The camera follows @Video1's movement path through the entrance and into the main living space. Afternoon light enters through floor-to-ceiling windows and casts long shadows.
Architectural photography style, no people present. Quiet ambient sound — wind outside, slight echo in the open space. Elegant, measured pacing.
Common Mistakes
Not naming what each @tag is for
Uploading three images and then writing @Image1 @Image2 @Image3 without context leaves the model guessing. Always specify: "Use @Image1 as the character's face, @Image2 as the background environment, @Image3 as the prop she's holding."
Stacking multiple actions in one shot
"She walks in, sits down, picks up a cup, and looks out the window" is four shots, not one. Seedance 2.0 will attempt to compress all of this into a single clip and the result is rushed or incoherent. Use multi-shot structure for sequences.

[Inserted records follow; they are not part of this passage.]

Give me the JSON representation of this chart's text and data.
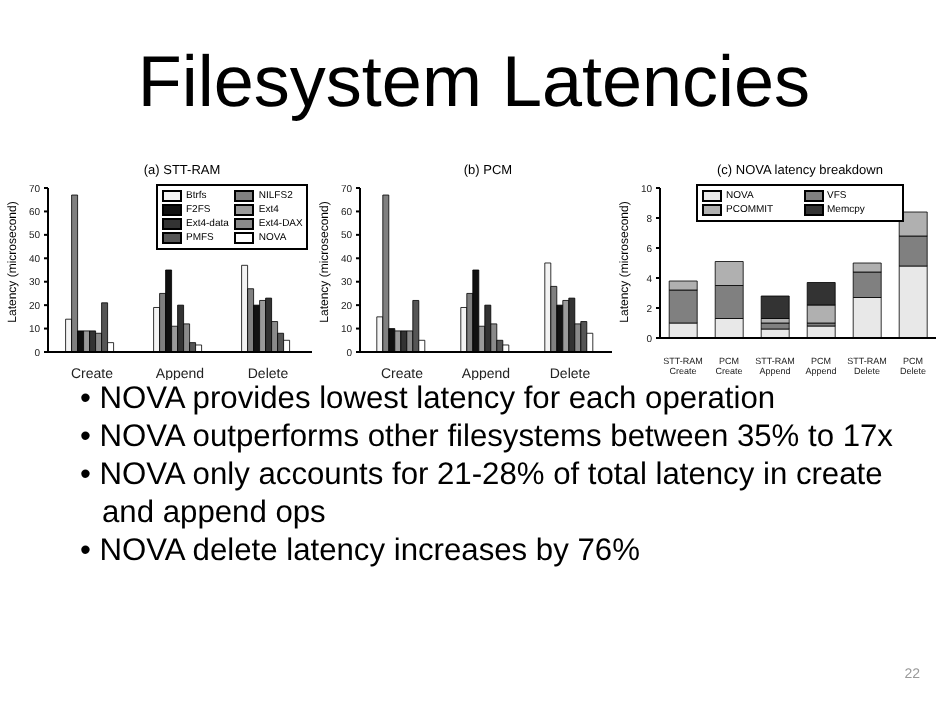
{
  "chart_data": [
    {
      "type": "other",
      "title": "Filesystem Latencies"
    },
    {
      "type": "bar",
      "title": "(a) STT-RAM",
      "ylabel": "Latency (microsecond)",
      "categories": [
        "Create",
        "Append",
        "Delete"
      ],
      "ylim": [
        0,
        70
      ],
      "yticks": [
        0,
        10,
        20,
        30,
        40,
        50,
        60,
        70
      ],
      "legend": "top right",
      "series": [
        {
          "name": "Btrfs",
          "color": "#f4f4f4",
          "values": [
            14,
            19,
            37
          ]
        },
        {
          "name": "NILFS2",
          "color": "#808080",
          "values": [
            67,
            25,
            27
          ]
        },
        {
          "name": "F2FS",
          "color": "#111111",
          "values": [
            9,
            35,
            20
          ]
        },
        {
          "name": "Ext4",
          "color": "#9a9a9a",
          "values": [
            9,
            11,
            22
          ]
        },
        {
          "name": "Ext4-data",
          "color": "#333333",
          "values": [
            9,
            20,
            23
          ]
        },
        {
          "name": "Ext4-DAX",
          "color": "#8a8a8a",
          "values": [
            8,
            12,
            13
          ]
        },
        {
          "name": "PMFS",
          "color": "#555555",
          "values": [
            21,
            4,
            8
          ]
        },
        {
          "name": "NOVA",
          "color": "#ffffff",
          "values": [
            4,
            3,
            5
          ]
        }
      ]
    },
    {
      "type": "bar",
      "title": "(b) PCM",
      "ylabel": "Latency (microsecond)",
      "categories": [
        "Create",
        "Append",
        "Delete"
      ],
      "ylim": [
        0,
        70
      ],
      "yticks": [
        0,
        10,
        20,
        30,
        40,
        50,
        60,
        70
      ],
      "series": [
        {
          "color": "#f4f4f4",
          "values": [
            15,
            19,
            38
          ]
        },
        {
          "color": "#808080",
          "values": [
            67,
            25,
            28
          ]
        },
        {
          "color": "#111111",
          "values": [
            10,
            35,
            20
          ]
        },
        {
          "color": "#9a9a9a",
          "values": [
            9,
            11,
            22
          ]
        },
        {
          "color": "#333333",
          "values": [
            9,
            20,
            23
          ]
        },
        {
          "color": "#8a8a8a",
          "values": [
            9,
            12,
            12
          ]
        },
        {
          "color": "#555555",
          "values": [
            22,
            5,
            13
          ]
        },
        {
          "color": "#ffffff",
          "values": [
            5,
            3,
            8
          ]
        }
      ]
    },
    {
      "type": "bar",
      "title": "(c) NOVA latency breakdown",
      "ylabel": "Latency (microsecond)",
      "categories": [
        "STT-RAM Create",
        "PCM Create",
        "STT-RAM Append",
        "PCM Append",
        "STT-RAM Delete",
        "PCM Delete"
      ],
      "ylim": [
        0,
        10
      ],
      "yticks": [
        0,
        2,
        4,
        6,
        8,
        10
      ],
      "stacked": true,
      "legend": "top",
      "series": [
        {
          "name": "NOVA",
          "color": "#e8e8e8",
          "values": [
            1.0,
            1.3,
            0.6,
            0.8,
            2.7,
            4.8
          ]
        },
        {
          "name": "VFS",
          "color": "#808080",
          "values": [
            2.2,
            2.2,
            0.4,
            0.2,
            1.7,
            2.0
          ]
        },
        {
          "name": "PCOMMIT",
          "color": "#b0b0b0",
          "values": [
            0.6,
            1.6,
            0.3,
            1.2,
            0.6,
            1.6
          ]
        },
        {
          "name": "Memcpy",
          "color": "#333333",
          "values": [
            0,
            0,
            1.5,
            1.5,
            0,
            0
          ]
        }
      ]
    },
    {
      "type": "other",
      "annotations": [
        "• NOVA provides lowest latency for each operation",
        "• NOVA outperforms other filesystems between 35% to 17x",
        "• NOVA only accounts for 21-28% of total latency in create and append ops",
        "• NOVA delete latency increases by 76%",
        "22"
      ]
    }
  ]
}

Over-describing audio when an @Audio file is present
If you've uploaded @Audio1, you don't need to describe the music in detail — the model reads the file directly. Describe the relationship instead: "Match movement intensity to @Audio1" rather than re-describing the music in words.
Using high-action video clips as @Video camera references
A handheld action sequence as a @Video reference confuses the model — it can't cleanly separate camera motion from subject motion. Use clean, isolated camera movement clips for reliable references.
Vague acoustic descriptions
"good sound" and "natural audio" give the model nothing to work with. Describe the acoustic space (room size, surfaces, reverb), the dominant sounds, and any specific effects you need.